TAMPA, Fla. (WFLA) — All eyes are on the Gulf of Mexico as Hurricane Ian moves over warm water on its trek toward Florida.
The latest forecast track shows Ian approach Florida’s west coast Wednesday and move onshore later in the day.
Here’s a timeline of what impacts to expect when in Tampa Bay:
Northern rain bands started to bring brief periods of gusty winds and tropical heavy rains Tuesday afternoon and evening. As the night went on, the steady heavy rain moved up from the north and the winds steadily increased.
By Wednesday morning, off and on sustained tropical storm force winds are more than likely for areas along the coast in Pinellas County and areas south. More frequent rain bands will be moving through but there will still be dry and less gusty periods of time in the morning.

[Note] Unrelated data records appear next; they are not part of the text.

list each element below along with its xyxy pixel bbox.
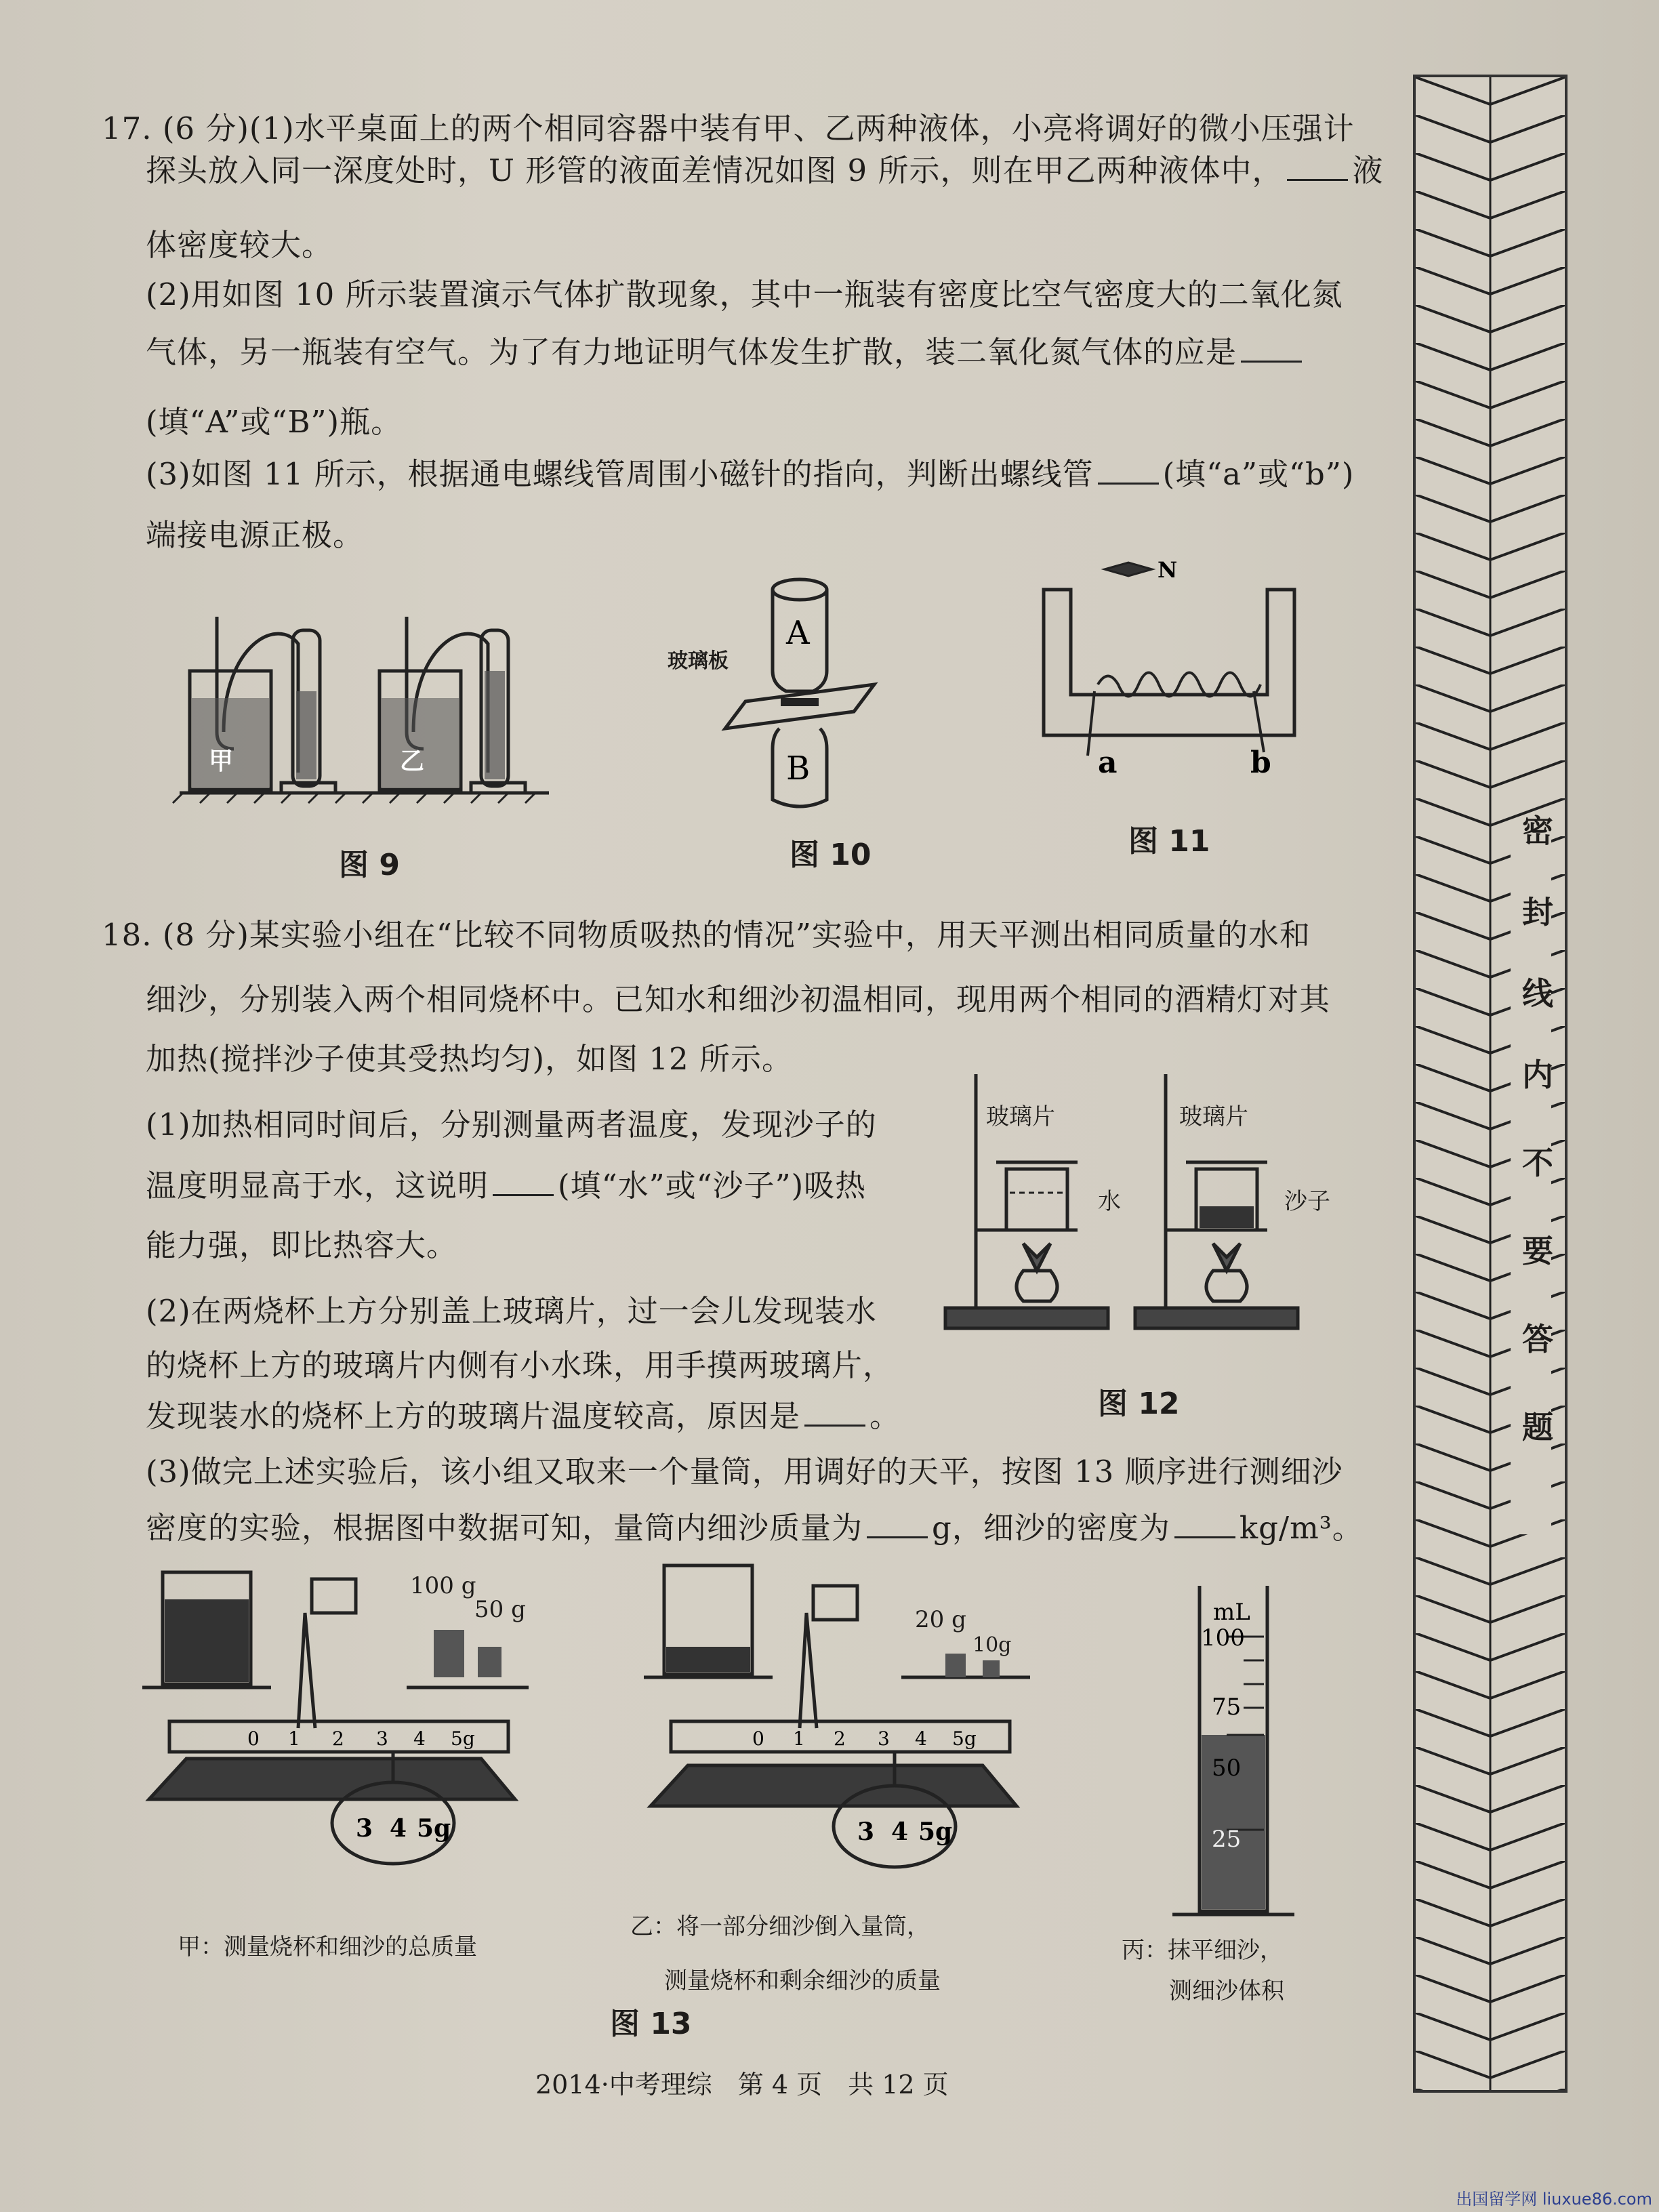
yi-caption-2: 测量烧杯和剩余细沙的质量 (664, 1967, 941, 1994)
figure-9-caption: 图 9 (339, 848, 400, 882)
svg-text:3: 3 (376, 1727, 388, 1750)
weight-10g: 10g (972, 1633, 1012, 1657)
seal-char: 不 (1522, 1145, 1553, 1181)
label-yi: 乙 (400, 747, 425, 775)
q18-line-2: 细沙，分别装入两个相同烧杯中。已知水和细沙初温相同，现用两个相同的酒精灯对其 (146, 981, 1331, 1017)
compass-needle (1105, 562, 1152, 576)
svg-text:5g: 5g (918, 1818, 953, 1846)
answer-blank[interactable] (1241, 333, 1302, 363)
q18-line-6: 能力强，即比热容大。 (146, 1227, 458, 1263)
end-b-label: b (1250, 745, 1271, 780)
q17-line-3: 体密度较大。 (146, 227, 333, 263)
svg-text:5g: 5g (952, 1727, 977, 1750)
q18-line-9: 发现装水的烧杯上方的玻璃片温度较高，原因是 。 (146, 1398, 901, 1434)
q17-line-5: 气体，另一瓶装有空气。为了有力地证明气体发生扩散，装二氧化氮气体的应是 (146, 332, 1306, 373)
svg-text:3: 3 (356, 1814, 373, 1843)
figure-10-caption: 图 10 (790, 838, 872, 872)
north-label: N (1158, 557, 1178, 583)
seal-char: 要 (1522, 1233, 1553, 1269)
svg-text:0: 0 (752, 1727, 764, 1750)
answer-blank[interactable] (804, 1397, 865, 1427)
q18-line-10: (3)做完上述实验后，该小组又取来一个量筒，用调好的天平，按图 13 顺序进行测细沙 (146, 1454, 1343, 1490)
svg-text:3: 3 (857, 1818, 875, 1846)
seal-char: 题 (1522, 1409, 1553, 1446)
q18-line-1: 18. (8 分)某实验小组在“比较不同物质吸热的情况”实验中，用天平测出相同质量的水和 (102, 917, 1311, 953)
svg-text:4: 4 (413, 1727, 426, 1750)
bottle-a-label: A (786, 614, 810, 652)
weight-100g: 100 g (410, 1572, 476, 1599)
figure-13-bing (1159, 1572, 1315, 1925)
cylinder-unit: mL (1213, 1599, 1250, 1626)
end-a-label: a (1098, 745, 1118, 780)
weight-50g: 50 g (474, 1596, 526, 1623)
sand-label: 沙子 (1284, 1188, 1330, 1215)
svg-text:4: 4 (390, 1814, 407, 1843)
q17-line-4: (2)用如图 10 所示装置演示气体扩散现象，其中一瓶装有密度比空气密度大的二氧化氮 (146, 276, 1343, 312)
bing-caption-2: 测细沙体积 (1169, 1978, 1284, 2005)
answer-blank[interactable] (493, 1167, 554, 1196)
weight-20g: 20 g (915, 1606, 966, 1633)
figure-11-caption: 图 11 (1128, 824, 1210, 859)
svg-text:1: 1 (793, 1727, 805, 1750)
svg-text:4: 4 (891, 1818, 909, 1846)
q17-line-8: 端接电源正极。 (146, 517, 365, 553)
q18-line-3: 加热(搅拌沙子使其受热均匀)，如图 12 所示。 (146, 1041, 793, 1077)
page-footer: 2014·中考理综 第 4 页 共 12 页 (535, 2070, 949, 2100)
watermark: 出国留学网 liuxue86.com (1456, 2190, 1652, 2209)
bing-caption-1: 丙：抹平细沙， (1122, 1937, 1283, 1964)
q18-line-8: 的烧杯上方的玻璃片内侧有小水珠，用手摸两玻璃片， (146, 1347, 895, 1383)
seal-char: 答 (1522, 1321, 1553, 1357)
seal-char: 密 (1522, 813, 1553, 849)
q17-line-1: 17. (6 分)(1)水平桌面上的两个相同容器中装有甲、乙两种液体，小亮将调好的微小压强计 (102, 110, 1355, 146)
figure-13-caption: 图 13 (610, 2007, 692, 2041)
label-jia: 甲 (209, 747, 234, 775)
bottle-b-label: B (786, 750, 811, 787)
svg-text:100: 100 (1201, 1624, 1245, 1652)
figure-9 (169, 590, 562, 806)
answer-blank[interactable] (1287, 152, 1348, 181)
svg-text:5g: 5g (451, 1727, 475, 1750)
svg-text:0: 0 (247, 1727, 260, 1750)
svg-text:5g: 5g (417, 1814, 451, 1843)
svg-text:75: 75 (1212, 1694, 1242, 1721)
answer-blank[interactable] (1098, 455, 1159, 485)
q18-line-4: (1)加热相同时间后，分别测量两者温度，发现沙子的 (146, 1107, 877, 1143)
figure-11 (1037, 549, 1308, 793)
q17-line-2: 探头放入同一深度处时，U 形管的液面差情况如图 9 所示，则在甲乙两种液体中， 液 (146, 152, 1384, 188)
svg-text:50: 50 (1212, 1755, 1242, 1782)
figure-12-caption: 图 12 (1098, 1387, 1180, 1421)
answer-blank[interactable] (1174, 1509, 1235, 1538)
q17-line-7: (3)如图 11 所示，根据通电螺线管周围小磁针的指向，判断出螺线管 (填“a”或“b”) (146, 456, 1355, 492)
q18-line-7: (2)在两烧杯上方分别盖上玻璃片，过一会儿发现装水 (146, 1293, 877, 1329)
svg-text:2: 2 (834, 1727, 846, 1750)
seal-char: 封 (1522, 894, 1553, 930)
seal-char: 线 (1522, 975, 1553, 1012)
answer-blank[interactable] (867, 1509, 928, 1538)
yi-caption-1: 乙：将一部分细沙倒入量筒， (630, 1913, 930, 1940)
q18-line-5: 温度明显高于水，这说明 (填“水”或“沙子”)吸热 (146, 1168, 867, 1204)
svg-text:25: 25 (1212, 1826, 1242, 1853)
jia-caption: 甲：测量烧杯和细沙的总质量 (178, 1933, 477, 1961)
glass-plate-label: 玻璃板 (668, 649, 729, 673)
glass-label-left: 玻璃片 (986, 1103, 1055, 1130)
svg-text:1: 1 (288, 1727, 300, 1750)
figure-10 (664, 569, 888, 827)
seal-char: 内 (1522, 1057, 1553, 1093)
svg-text:4: 4 (915, 1727, 927, 1750)
figure-13-yi (637, 1559, 1044, 1877)
q17-line-6: (填“A”或“B”)瓶。 (146, 404, 403, 440)
glass-label-right: 玻璃片 (1179, 1103, 1248, 1130)
q18-line-11: 密度的实验，根据图中数据可知，量筒内细沙质量为 g，细沙的密度为 kg/m³。 (146, 1510, 1364, 1546)
svg-text:3: 3 (878, 1727, 890, 1750)
water-label: 水 (1098, 1188, 1121, 1215)
svg-text:2: 2 (332, 1727, 344, 1750)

By midday, the winds will get stronger and stay stronger for longer as the storm gets closer. Most people in the Tampa Bay area should be sheltered in place at this time and be ready for two solid days of continuous impacts.
There will still be an offshore wind at this time actually pushing water out of bays and rivers leading to lower than normal tides so storm surge will not be be an issue, yet.
There is a low chance for isolated tornadoes in these northern rain bands moving through.
Ian will be approaching the west central Florida coastline, likely as a major Category 3 hurricane. The worst of the weather will be settling in.
Sustained tropical storm-force winds along with frequent hurricane gusts will be well underway for Sarasota, Manatee, Pinellas and Hillsborough counties. There will be tropical storm (39 to 74 mph) force gusts with occasional sustained tropical storm-force winds inland by Wednesday evening as well.
Water from the Gulf of Mexico will begin to inundate Sarasota Bay, the Manatee River and somewhat into Tampa Bay for elevated tide levels.
Isolated tornadoes will be possible in the rain bands that move through. This will be possible through Friday.
The worst of the weather will continue through Thursday midday before conditions begin to slowly improve Thursday night and Friday morning.
Hurricane-force winds will continue along the coast and the storm surge will be highest during the early Thursday high tide. Storm surge forecasts are calling for seven to 10 feet of water above the regular high tide levels.
While the storm will be a little weaker by this time, trees and structures could be weaker due to the prolonged nature of the storm’s impacts.
If Ian hasn’t made landfall along the Manatee/Sarasota or Pinellas County coastline yet, the storm will be weaker approaching the Nature Coast or the Big Bend Friday morning. Conditions will improve with less frequent wind gusts, fewer rain bands and water levels receding from storm surge.
Flooding from heavy rains could linger with the saturated grounds. Rivers will continue to rise with several not cresting until the weekend.
All that being said – by Friday, the hurricane conditions will be over.